La iniciativa de Cynthia Lizabeth Jaime Castillo no solo fracasó en lo legislativo; dejó al descubierto una tentación recurrente del poder: intentar regular a quienes lo observan, cuestionan y exhiben.
Bajo el argumento de la ética periodística, la propuesta abría la puerta a un mecanismo de “extrañamiento público” que, aunque sin sanción legal, implicaba una condena reputacional desde una estructura cercana al poder.
Ahí radica el problema de fondo: no se trataba de mejorar estándares profesionales, sino de construir un instrumento con potencial para presionar, incomodar o disciplinar a la crítica incómoda.
Porque en política, los matices importan poco cuando se crean figuras ambiguas. Un “pronunciamiento ético” puede convertirse fácilmente en un señalamiento con carga política, dependiendo de quién lo emite y contra quién.
El riesgo no era jurídico, era político. Y en ese terreno, la iniciativa de Jaime Castillo se movía peligrosamente cerca de un modelo donde el poder opina, evalúa y exhibe a la prensa.
No es casual que la reacción haya sido inmediata. El rechazo no vino solo de periodistas, sino desde el propio gobierno estatal y actores de Morena que entendieron el costo político de avanzar en esa ruta.
El posicionamiento de Rómulo Pérez Sánchez fue más que institucional: fue un deslinde político que dejó claro que la iniciativa no tenía respaldo en las altas decisiones del poder.
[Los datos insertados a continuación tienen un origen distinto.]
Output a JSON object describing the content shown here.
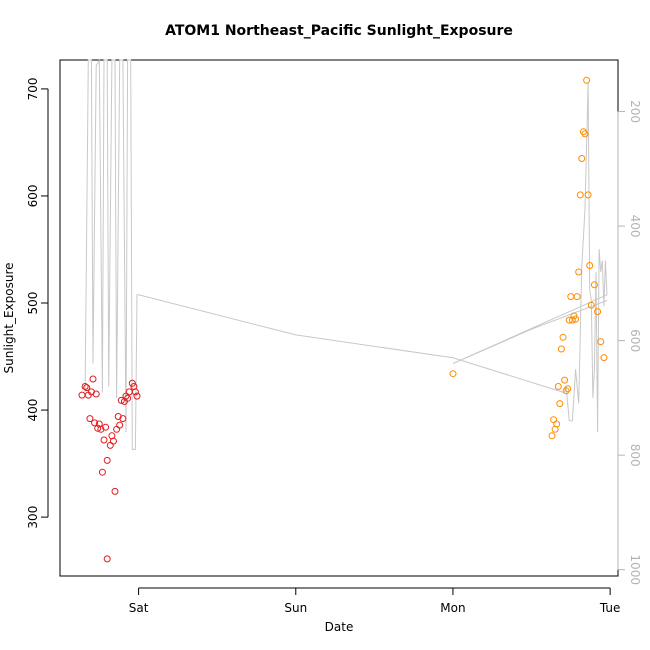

Y no es menor el dato: Pérez Sánchez, no solo es enlace legislativo del Ejecutivo, también preside el Consejo Político Estatal de Morena. Su postura marcó línea dentro del partido.
En otras palabras, Morena decidió contener a una de las suyas antes de que el tema escalara a una crisis mayor con los medios de comunicación, ya de por si críticos, ante las deficiencias del poder.
El gobierno de Américo Villarreal Anaya, entendió algo básico: en tiempos de alta polarización, abrir un frente con la prensa es abrir un desgaste innecesario y peligroso.
Pero más allá del freno político, la iniciativa exhibe una visión preocupante: la idea de que la ética puede institucionalizarse desde el poder y aplicarse como un filtro sobre el ejercicio periodístico.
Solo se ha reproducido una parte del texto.